When examining 90-day mortality, patients with diabetes had a significantly higher mortality rate (38.8%) compared to those without diabetes (29.8%) (p < 0.001). This finding, consistent with previously reported data, highlights the increased vulnerability of diabetic patients to severe infections and suggests that diabetes may influence the course and severity of CDI [18, 23]. The current research revealed that diabetes, older age, low SES, and male gender were significant predictors of mortality. In contrast, higher SES was linked to a lower mortality rate.
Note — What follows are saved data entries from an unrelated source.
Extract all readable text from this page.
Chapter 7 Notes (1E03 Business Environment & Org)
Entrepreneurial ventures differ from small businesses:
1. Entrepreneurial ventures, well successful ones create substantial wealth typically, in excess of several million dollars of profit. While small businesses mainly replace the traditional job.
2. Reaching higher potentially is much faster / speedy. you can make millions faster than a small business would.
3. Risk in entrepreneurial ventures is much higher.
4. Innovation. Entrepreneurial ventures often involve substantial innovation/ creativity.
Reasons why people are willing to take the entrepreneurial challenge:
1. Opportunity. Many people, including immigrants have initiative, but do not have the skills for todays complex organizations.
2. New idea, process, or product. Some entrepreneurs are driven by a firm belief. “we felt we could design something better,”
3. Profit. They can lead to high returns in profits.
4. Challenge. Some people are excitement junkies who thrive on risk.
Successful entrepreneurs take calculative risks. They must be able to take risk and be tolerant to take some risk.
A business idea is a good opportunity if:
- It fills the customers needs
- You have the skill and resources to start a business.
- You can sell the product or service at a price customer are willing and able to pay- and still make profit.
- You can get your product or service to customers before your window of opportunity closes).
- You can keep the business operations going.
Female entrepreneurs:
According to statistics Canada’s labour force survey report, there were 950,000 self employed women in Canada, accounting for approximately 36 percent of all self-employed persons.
The Cox regression analysis confirmed that diabetes is a significant predictor of 90-day mortality, with diabetic patients exhibiting moderately higher odds of dying within 90 days compared to non-diabetic patients (Exp(B) = 1.168, p = 0.038). Consistent with the current data, previously reported findings indicate that patients with diabetes are at greater risk for poorer outcomes following infections, including CDI [12]. Additionally, the identification of older age as a crucial predictor of mortality in our regression analysis (OR = 1.032, p < 0.001) suggests that for each additional year of age, the odds of mortality increase by 3.2%, particularly for patients with low SES as well. These predictors emphasize the importance of heightened vigilance and strict follow-up to reduce the mortality rate among hospitalized patients, especially those with diabetes. Notably, the Cox regression analysis model was limited to the above-reported variables, considering that other variables are part of diabetes complications, including ischemic heart disease, CHF, CVA, dialysis, and disability. Including these variables in the analysis, diabetes no longer shows statistical significance HR [1.062, 95% CI: 0.915–1.232, p = 0.429].
The following limitations of our study should be acknowledged. This is an observational retrospective study, and although we adjusted for several known confounding variables, the potential influence of unmeasured confounders cannot be ruled out. The analysis omits potentially confounding factors, such as antibiotic use and proton pump inhibitor exposure, which might introduce additional variability in interpreting the results.
In conclusion
Patients with DM and CDI exhibited different comorbidities compared to those without diabetes. This study indicates that DM, older age, low SES, and male gender are linked to poorer outcomes, including mortality, among patients with CDI. Consequently, healthcare providers should take a more proactive approach in managing these patient groups.